1. Is this your first stay in New York City? What are/were your first impressions of the city, and has anything about New York surprised you?
I have been here before, in 2014, and even then, it did not feel like the first time. Most visitors probably share this uncanny feeling of having been here before. Back then, I stayed in Brooklyn. Of my Manhattan visits, I mostly remember glossy surfaces, gentrified neighborhoods, etc., so this time, I was struck by how visible social disparity is, all over the place.
2. How does New York differ from Berlin - the city you call home?
In Berlin, the cost of living is still lower and (maybe as a result) the general pace is slower. And you won’t encounter as many psychics and palm-readers.
3. You have lived and worked in various countries around the world, e.g. Poland and Nicaragua. How have these places inspired and informed your literary work? Where else do you draw inspiration for your writing from?
Encounters with the foreign can be unsettling and refreshing, both of which is good for writing. But then, I can have such encounters in my hometown, too, by talking to or even by reading about someone who has a different background.
I still think of inspiration as something indispensable, ephemeral. All I can do is allow time and space, stay perceptive.
4. In your novels you send your readers on a journey to put together the puzzle pieces of the different writing styles and genres that comprise your text. How would you describe your writing process? What comes first, structure or content?
Structure, content, I can never disentangle the two! In one of my favorite essays, Why I write, Joan Didion describes how she assembled various pictures and images, newspaper clips, etc., in preparation for her novel A Book of Common Prayer. But it was one single image – one partly made up by her memory – that made a character emerge, and from there, a set of questions that she did not know how to answer. I like this intuitive approach, this confidence in the unknown.
5. Nature plays a very important role in your work, especially in Große Ferien. In contrast, your latest project, Dickicht, seems more anchored in urban structures. How important is the environment and atmosphere in your literary works?
Große Ferien’s protagonist spends the entire novel in his front yard and driveway, weeding and lawn-manicuring, striving to design something flawless: a highly-artificial, man-made environment. In my second novel, a young scientist sets out to do research on tectonics, the fault lines below our feet responsible for natural disasters. Disasters, I learned, are by no means purely natural. We call them disasters only when they affect human civilization.

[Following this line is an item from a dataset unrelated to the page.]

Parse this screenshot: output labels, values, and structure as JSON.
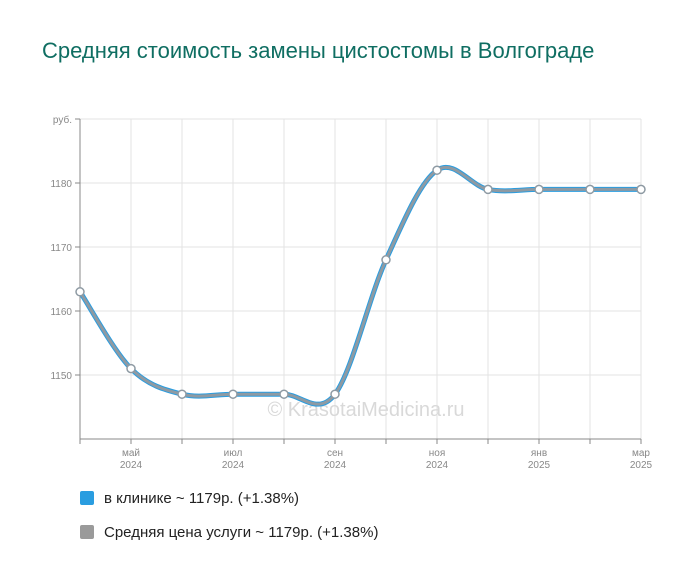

Dickicht is largely set in the urban periphery: overgrown construction sites, a cityscape affected by climate crisis. I would not even say I’m interested in the fuzzy zones where nature and culture overlap. I don’t think of them as two entities.
6. Which authors do you love to read and what was the last text you read that had a lasting impact on you?
My preferences keep changing, but books by Natalia Ginzburg, Rachel Cusk, Clarice Lispector, Roberto Bolaño, Lucia Berlin, Marion Poschmann, and Joan Didion have been sitting on my desk for years now.
7. Both your novels deal with the theme of disappearance. Especially in Große Ferien, the protagonist Schramm finds in his home and garden a meaningful place for his retreat. Do you also seek out spaces that allow you to “disappear”?
I find myself returning to that theme in my writing. Maybe simply because writing itself requires withdrawal. Probably, there is an obsession of some sort, something both tempting and frightening – an obscure fascination that I’d rather not analyze. But then again, sometimes I think my characters just need a break, like a lot of people.
8. You write essays, novels, texts in cooperation with other artists, make podcasts, and much more. Which type of media and which genre do you currently enjoy working with the most?
I have never made a podcast, just some short audio-pieces that became part of an art installation. Generally, I like working on long projects growing and taking unexpected turns over a period of time. What fascinates me the most about the novel is its broadness and openness. It can incorporate virtually anything. But I might start writing a long radio play sometime soon. It will be an unfamiliar territory, and I’m excited about it.